Historically Black colleges and universities are joining forces to change the narrative surrounding representation in the tech industry. Clark Atlanta University recently announced its participation in Apple and Tennessee State University’s ‘Coding and Creativity’ initiative.
The project, dubbed HBCU C2, sits at the intersection of technology and innovation. Launched under the tech giant’s Community Education Initiative, it was designed to inspire students at HBCUs to tap into the power of technology and use it as an avenue to drive change in their communities and beyond. Through the effort, nearly four dozen schools have transformed parts of their campuses into community coding hubs. HBCUs that are part of the initiative have offered tech-focused courses for those pursuing degrees, youth and the broader community.

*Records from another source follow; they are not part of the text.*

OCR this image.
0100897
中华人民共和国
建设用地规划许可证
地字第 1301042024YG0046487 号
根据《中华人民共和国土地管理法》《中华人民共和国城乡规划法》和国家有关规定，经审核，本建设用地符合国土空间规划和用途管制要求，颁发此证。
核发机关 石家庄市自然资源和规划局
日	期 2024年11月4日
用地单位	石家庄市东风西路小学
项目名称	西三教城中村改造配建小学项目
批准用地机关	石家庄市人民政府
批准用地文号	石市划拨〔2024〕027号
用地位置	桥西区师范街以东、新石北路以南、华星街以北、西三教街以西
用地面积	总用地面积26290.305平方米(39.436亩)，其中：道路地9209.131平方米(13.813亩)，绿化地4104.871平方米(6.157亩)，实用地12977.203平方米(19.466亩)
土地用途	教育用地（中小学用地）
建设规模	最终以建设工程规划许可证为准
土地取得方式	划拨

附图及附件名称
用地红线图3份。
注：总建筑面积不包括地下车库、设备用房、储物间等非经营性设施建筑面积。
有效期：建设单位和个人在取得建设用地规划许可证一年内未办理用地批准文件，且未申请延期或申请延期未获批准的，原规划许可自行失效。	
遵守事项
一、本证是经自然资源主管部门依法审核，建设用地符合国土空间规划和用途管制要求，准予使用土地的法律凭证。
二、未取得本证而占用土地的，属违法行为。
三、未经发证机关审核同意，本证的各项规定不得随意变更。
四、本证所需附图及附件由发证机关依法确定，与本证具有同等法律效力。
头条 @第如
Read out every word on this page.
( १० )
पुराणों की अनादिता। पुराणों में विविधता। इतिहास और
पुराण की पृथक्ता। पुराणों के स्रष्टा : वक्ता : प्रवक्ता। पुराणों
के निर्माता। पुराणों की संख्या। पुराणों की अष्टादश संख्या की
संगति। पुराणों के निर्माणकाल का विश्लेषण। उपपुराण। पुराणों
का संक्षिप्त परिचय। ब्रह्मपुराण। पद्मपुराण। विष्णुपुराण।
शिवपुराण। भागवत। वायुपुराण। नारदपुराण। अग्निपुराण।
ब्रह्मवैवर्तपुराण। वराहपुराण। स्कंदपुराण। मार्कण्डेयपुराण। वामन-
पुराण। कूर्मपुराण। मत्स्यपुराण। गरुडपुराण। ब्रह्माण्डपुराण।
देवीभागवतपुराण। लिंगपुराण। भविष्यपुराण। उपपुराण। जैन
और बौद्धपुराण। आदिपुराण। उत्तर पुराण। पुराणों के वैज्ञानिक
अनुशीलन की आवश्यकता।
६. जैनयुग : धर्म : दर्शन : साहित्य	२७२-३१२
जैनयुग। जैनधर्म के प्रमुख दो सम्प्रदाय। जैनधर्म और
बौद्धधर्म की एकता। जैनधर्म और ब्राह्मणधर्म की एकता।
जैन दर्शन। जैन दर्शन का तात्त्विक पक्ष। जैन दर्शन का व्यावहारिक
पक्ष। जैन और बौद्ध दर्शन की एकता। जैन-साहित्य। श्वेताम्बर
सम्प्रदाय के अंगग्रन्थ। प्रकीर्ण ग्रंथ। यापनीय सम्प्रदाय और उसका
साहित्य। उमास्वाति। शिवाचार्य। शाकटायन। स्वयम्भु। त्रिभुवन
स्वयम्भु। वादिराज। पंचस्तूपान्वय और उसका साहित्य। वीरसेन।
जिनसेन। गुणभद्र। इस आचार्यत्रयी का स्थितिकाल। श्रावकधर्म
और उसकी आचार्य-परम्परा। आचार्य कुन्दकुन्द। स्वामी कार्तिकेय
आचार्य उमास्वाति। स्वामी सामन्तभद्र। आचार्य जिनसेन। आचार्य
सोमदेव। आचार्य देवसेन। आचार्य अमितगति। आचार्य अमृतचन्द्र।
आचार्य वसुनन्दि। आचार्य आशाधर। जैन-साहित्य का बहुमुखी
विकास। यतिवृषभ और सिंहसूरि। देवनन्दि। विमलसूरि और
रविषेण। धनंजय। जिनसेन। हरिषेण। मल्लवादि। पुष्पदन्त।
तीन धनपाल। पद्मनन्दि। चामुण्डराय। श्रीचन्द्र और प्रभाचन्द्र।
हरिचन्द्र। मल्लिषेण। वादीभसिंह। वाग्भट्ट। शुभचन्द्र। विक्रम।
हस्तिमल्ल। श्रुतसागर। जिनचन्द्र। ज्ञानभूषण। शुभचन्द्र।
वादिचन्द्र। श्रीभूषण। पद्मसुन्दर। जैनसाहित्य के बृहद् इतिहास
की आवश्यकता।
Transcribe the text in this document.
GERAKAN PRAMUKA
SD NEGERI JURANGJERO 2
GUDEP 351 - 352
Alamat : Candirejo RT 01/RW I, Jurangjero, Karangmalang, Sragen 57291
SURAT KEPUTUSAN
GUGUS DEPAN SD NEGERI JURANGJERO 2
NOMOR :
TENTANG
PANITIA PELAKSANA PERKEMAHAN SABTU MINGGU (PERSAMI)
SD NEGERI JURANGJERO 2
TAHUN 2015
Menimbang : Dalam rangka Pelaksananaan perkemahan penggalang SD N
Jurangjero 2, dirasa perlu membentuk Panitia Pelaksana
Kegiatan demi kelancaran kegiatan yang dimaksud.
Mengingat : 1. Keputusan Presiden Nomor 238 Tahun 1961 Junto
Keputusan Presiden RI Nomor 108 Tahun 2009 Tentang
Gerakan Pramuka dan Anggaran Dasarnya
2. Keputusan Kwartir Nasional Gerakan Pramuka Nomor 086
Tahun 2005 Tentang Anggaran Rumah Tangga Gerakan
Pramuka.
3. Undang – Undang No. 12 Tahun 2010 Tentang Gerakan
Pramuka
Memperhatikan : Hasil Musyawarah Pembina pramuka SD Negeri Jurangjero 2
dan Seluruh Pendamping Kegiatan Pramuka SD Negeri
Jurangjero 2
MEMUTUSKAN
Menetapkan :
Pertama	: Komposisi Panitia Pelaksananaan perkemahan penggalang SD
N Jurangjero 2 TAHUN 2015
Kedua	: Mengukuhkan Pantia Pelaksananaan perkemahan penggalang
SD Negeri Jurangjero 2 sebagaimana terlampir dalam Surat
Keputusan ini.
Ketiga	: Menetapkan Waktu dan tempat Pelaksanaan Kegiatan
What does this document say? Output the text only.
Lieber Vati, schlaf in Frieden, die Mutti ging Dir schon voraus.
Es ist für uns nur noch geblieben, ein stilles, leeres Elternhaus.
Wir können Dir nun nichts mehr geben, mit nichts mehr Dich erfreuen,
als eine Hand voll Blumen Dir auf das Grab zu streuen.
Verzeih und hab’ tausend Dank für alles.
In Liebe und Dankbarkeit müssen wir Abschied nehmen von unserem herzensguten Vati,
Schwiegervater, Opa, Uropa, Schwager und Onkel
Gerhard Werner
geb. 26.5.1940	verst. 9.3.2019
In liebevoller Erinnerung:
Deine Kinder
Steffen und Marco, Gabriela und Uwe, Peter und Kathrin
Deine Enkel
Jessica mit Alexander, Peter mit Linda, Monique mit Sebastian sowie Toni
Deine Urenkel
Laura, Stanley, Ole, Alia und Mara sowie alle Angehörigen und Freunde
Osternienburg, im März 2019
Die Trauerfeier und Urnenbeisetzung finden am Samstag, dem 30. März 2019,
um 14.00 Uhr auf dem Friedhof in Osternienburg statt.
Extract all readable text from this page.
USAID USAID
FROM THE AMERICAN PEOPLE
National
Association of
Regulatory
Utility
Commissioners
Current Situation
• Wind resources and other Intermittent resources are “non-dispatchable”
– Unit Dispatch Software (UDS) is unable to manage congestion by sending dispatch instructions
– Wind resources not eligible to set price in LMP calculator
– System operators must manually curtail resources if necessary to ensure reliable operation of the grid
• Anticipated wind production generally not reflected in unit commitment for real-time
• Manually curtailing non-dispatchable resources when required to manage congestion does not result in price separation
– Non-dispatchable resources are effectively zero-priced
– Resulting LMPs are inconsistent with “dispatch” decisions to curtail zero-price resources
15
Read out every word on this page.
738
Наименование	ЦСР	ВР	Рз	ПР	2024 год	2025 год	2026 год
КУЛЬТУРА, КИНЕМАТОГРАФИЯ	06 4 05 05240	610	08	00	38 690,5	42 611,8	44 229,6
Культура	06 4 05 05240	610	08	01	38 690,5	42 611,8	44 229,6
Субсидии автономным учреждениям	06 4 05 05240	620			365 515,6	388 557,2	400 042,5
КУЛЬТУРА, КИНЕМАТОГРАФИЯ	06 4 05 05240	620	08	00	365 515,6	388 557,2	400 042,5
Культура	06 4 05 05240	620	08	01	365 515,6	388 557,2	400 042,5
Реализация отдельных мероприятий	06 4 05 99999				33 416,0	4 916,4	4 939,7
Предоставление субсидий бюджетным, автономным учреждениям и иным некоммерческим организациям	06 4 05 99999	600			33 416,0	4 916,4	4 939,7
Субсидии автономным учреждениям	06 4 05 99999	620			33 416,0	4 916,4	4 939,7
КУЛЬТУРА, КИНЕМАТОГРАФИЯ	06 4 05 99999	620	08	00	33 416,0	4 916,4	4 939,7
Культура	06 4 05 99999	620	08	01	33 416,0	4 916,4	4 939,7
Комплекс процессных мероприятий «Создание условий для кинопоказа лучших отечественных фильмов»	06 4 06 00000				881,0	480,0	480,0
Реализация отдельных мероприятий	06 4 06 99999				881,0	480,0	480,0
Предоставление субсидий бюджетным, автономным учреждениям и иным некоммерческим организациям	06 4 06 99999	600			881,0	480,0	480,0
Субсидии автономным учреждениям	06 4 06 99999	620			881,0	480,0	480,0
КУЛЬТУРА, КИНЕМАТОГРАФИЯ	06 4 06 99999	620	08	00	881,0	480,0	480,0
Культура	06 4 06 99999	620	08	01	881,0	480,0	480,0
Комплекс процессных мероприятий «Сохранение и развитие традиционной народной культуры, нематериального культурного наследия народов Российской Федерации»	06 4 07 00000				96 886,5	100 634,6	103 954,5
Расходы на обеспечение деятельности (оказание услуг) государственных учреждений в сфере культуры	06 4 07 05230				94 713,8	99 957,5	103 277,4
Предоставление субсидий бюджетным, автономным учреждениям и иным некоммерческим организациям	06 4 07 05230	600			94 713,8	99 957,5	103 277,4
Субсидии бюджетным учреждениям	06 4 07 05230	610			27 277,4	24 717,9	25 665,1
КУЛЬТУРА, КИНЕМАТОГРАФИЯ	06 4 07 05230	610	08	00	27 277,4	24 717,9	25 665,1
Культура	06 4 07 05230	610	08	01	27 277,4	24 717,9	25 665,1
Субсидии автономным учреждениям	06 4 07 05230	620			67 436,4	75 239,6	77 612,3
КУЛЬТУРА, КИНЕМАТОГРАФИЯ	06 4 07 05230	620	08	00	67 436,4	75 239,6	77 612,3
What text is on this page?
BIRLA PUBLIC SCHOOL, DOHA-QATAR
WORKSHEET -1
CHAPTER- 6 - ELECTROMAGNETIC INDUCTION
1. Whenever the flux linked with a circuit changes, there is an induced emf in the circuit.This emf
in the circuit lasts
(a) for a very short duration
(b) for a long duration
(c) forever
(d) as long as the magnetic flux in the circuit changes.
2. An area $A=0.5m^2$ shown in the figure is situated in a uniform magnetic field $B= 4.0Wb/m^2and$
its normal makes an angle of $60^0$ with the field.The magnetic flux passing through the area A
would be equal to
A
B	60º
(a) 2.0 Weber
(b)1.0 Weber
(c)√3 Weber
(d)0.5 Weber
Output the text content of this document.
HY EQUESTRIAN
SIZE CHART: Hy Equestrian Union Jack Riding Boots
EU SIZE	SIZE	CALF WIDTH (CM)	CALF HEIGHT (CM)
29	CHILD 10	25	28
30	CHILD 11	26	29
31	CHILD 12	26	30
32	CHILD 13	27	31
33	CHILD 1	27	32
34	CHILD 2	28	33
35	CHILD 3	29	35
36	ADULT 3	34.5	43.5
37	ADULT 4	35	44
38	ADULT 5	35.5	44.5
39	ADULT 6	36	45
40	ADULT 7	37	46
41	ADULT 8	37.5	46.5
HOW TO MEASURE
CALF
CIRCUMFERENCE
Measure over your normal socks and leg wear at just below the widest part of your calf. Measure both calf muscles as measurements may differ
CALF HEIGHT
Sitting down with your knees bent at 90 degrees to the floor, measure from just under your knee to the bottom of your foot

As part of the partnership, Apple will provide CAU with the equipment needed to advance its tech education programs and further build upon the burgeoning innovative renaissance in the city of Atlanta. The company will also provide funding for the school as well as scholarships and job opportunities. George T. French, Jr., who serves as President of Clark Atlanta University, says joining the initiative will be instrumental in helping HBCU students chart paths in the realm of tech. “We continue to move with momentum to ensure our scholars at Clark Atlanta University have access to a world class education and that mission includes offering initiatives that focus on technology and enhancing their analytical thinking skills,” he said in a statement. “We want our students to exercise their creativity, be competitive in the world of technology and be included in the technology career pipeline. Initiatives such as this brings them one step closer to that goal.”
HBCU C2 comes during a time when there’s still a stagnancy around racial diversity in the tech industry.